Fear and Living

Dame Judi Dench is perhaps, the greatest living actor in my opinion. A woman with astonishing talent, winner of academy awards, SAG awards, BAFTA, Golden Globe, and dozens more spanning her sixty year career.

Judi says, that she lives as an artist in constant fear. “I have a fear of everything – of not fitting into that slot, of not fulfilling that piece you are asked to do. I get more frightened [the more I do]. The more you do, the more frightening it is anyway as you are much more aware.”

These comments, I first read almost two years ago, and they’ve stuck with me… resonated in a deep part of me as an artist.

Every book I sit down with, frightens me. Every time I push the little button that starts my microphone to life, click the record feature in my computer, I step through a wash of fear. Will it work? Will I hit the notes? Will I be boring? Will people like it?
…. Will I ever work again?

I’ve learned, much I think as Judi has done, to shake hands with my fear, offer it a glass of water, and then get down to business. The fear comes, every single time, but the fear cannot give the performance.

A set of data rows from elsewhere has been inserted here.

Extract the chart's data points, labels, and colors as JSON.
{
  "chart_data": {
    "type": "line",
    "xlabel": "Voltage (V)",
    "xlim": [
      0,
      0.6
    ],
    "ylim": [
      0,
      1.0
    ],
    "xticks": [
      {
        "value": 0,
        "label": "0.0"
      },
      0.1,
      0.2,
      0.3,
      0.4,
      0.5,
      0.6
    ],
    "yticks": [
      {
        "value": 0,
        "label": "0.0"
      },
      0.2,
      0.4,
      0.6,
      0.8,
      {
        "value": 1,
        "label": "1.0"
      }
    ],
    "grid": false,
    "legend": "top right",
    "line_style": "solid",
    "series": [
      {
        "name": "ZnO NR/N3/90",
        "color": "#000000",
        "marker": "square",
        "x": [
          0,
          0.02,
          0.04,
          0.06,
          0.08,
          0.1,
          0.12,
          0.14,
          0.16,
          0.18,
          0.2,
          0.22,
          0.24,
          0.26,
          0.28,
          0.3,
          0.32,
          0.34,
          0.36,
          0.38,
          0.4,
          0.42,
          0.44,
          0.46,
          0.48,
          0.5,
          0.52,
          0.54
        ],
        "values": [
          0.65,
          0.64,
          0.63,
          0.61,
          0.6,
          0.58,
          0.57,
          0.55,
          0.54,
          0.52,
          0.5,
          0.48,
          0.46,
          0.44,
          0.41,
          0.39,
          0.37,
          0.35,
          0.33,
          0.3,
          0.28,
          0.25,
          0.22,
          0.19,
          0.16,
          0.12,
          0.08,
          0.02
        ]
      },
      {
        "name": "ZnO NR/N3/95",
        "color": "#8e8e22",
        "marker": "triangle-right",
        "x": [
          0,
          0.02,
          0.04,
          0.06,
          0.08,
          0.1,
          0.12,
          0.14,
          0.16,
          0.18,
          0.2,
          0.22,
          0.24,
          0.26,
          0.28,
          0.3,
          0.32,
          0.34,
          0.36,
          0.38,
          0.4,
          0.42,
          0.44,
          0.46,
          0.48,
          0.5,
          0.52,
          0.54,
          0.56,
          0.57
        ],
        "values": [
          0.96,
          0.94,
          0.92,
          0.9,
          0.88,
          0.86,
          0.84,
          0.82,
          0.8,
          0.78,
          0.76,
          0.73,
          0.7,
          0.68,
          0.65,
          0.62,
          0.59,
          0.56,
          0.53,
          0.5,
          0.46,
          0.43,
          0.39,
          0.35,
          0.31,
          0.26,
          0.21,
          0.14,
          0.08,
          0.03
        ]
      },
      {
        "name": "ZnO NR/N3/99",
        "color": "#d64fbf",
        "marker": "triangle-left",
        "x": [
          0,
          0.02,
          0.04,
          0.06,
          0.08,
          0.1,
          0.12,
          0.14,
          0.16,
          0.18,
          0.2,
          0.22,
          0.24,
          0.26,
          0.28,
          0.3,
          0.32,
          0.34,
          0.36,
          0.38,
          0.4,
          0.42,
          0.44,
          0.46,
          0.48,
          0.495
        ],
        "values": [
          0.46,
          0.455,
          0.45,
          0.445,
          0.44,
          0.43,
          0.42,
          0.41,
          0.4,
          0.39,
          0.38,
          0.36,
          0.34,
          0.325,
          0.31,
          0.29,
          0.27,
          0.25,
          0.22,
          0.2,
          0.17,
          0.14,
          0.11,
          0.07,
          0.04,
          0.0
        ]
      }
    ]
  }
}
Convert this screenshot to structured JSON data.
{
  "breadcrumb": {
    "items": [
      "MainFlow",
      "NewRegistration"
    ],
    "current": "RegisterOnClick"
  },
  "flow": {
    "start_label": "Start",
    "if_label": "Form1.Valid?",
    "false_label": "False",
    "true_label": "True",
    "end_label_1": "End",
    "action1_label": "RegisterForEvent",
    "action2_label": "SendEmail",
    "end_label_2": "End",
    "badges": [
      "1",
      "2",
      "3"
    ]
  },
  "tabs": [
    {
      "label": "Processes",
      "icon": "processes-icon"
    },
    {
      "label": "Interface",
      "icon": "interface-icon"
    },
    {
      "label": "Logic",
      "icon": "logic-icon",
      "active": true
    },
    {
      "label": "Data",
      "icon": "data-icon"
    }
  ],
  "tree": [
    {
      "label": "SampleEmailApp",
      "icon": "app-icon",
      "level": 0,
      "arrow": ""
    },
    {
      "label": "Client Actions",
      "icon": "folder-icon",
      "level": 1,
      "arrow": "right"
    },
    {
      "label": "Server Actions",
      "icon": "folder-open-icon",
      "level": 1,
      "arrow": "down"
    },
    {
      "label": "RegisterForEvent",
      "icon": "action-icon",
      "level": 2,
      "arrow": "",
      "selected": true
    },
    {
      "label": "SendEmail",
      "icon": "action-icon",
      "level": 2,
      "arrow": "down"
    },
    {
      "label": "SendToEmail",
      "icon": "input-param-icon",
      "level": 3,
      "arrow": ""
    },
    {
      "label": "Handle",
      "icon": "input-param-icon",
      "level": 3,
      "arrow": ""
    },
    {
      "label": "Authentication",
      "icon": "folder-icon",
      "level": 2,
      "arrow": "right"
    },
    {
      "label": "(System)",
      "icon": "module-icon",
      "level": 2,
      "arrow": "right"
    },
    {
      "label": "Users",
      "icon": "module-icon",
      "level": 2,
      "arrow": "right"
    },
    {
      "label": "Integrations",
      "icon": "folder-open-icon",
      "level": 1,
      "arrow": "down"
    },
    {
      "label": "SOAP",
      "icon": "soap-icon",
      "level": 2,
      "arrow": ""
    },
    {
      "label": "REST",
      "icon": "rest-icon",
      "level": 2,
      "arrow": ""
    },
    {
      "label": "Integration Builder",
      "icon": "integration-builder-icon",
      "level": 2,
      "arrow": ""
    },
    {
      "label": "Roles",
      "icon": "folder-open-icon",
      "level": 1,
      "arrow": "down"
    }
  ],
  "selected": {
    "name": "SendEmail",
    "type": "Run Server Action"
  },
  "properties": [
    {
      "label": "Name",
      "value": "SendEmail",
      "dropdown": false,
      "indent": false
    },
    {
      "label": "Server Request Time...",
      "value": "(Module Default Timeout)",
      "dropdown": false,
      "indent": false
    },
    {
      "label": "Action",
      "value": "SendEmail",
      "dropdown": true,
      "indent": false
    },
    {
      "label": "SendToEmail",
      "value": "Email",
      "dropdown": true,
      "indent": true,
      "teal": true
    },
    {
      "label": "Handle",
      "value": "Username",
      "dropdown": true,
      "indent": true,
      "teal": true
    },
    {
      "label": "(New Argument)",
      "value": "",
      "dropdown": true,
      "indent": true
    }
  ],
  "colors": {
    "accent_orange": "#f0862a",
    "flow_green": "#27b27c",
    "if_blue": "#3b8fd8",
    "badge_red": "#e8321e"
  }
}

Much of the way I work is entirely solo… actually, I think that gives me a fine sense of empathy for our amazing author friends. I work, in my booth, in my studio, completely separated from the world. No engineer, no director, no other actors. Just me, and the text. All the decisions on character, pacing, voice, inflection, emotion, humor are interpretations I am left to make alone from the text. It’s exhilarating, freeing; terrifying.
With every book, I sometimes imagine myself, leaping from the top of an impossibly tall building and spreading the wings of my art. Catching the updrafts of story and subtext. Riding the turbulence of conflict, soaring through the narrative until I finally come to rest, tired and sore, far from where I started. Every time, I imagine the wings cracking. I imagine falling and failing and winding up a battered husk, lost in the story; and I make a conscious willful effort to leap anyway, to believe.

When I sit with a cup of coffee and look at the sky, or sit on a porch in the evening and ponder… I wonder. Is fear the heartbeat of life?
We dream of heights and creations, both of the hands and of the mind, and we set out to create them. We stretch ourselves, stretch our communities, our minds, our hearts. We dream bigger, love harder, sail farther. Commit our souls to paper and to string and to voice and lay them bare for the world to review.

Life is not safe. Life is not boring; and art is life writ across the skies.

I am constantly afraid.

Every work I do, every person I love, every day my child grows… my fear grows with it. Because I am alive, and the fear reminds me that I am neither dead in body, nor in soul.

My fear is not me, my fear does not do the things I do, it does not create, it does not heal or love or sing or dance. It is the heartbeat of my soul doing these things, it is the footprints I leave as I do them.

 

I wouldn’t be without my fear for anything.

2 Responses

  1. 16forward
    16forward at |

    My fear…It is the heartbeat of my soul doing these things, it is the footprints I leave as I do them.

    I wouldn’t be without my fear for anything.

    Beautifully said.

    Reply
  2. jaimesamms
    jaimesamms at |

    I think the greatest lie the world has been told is that life without fear is possible.

    The more you know, the more you fear, in life, and especially in art. Oh to be that young, naive writer who didn’t know there were rules to be broken, and so had no fear of going too far. I watch my own daughter embark on her life of dance and writing and it’s all I can do not to instill my fear in her, but let her fly on her own wings and see where the wind takes her.

    Terrifying. But I would not change it for anything.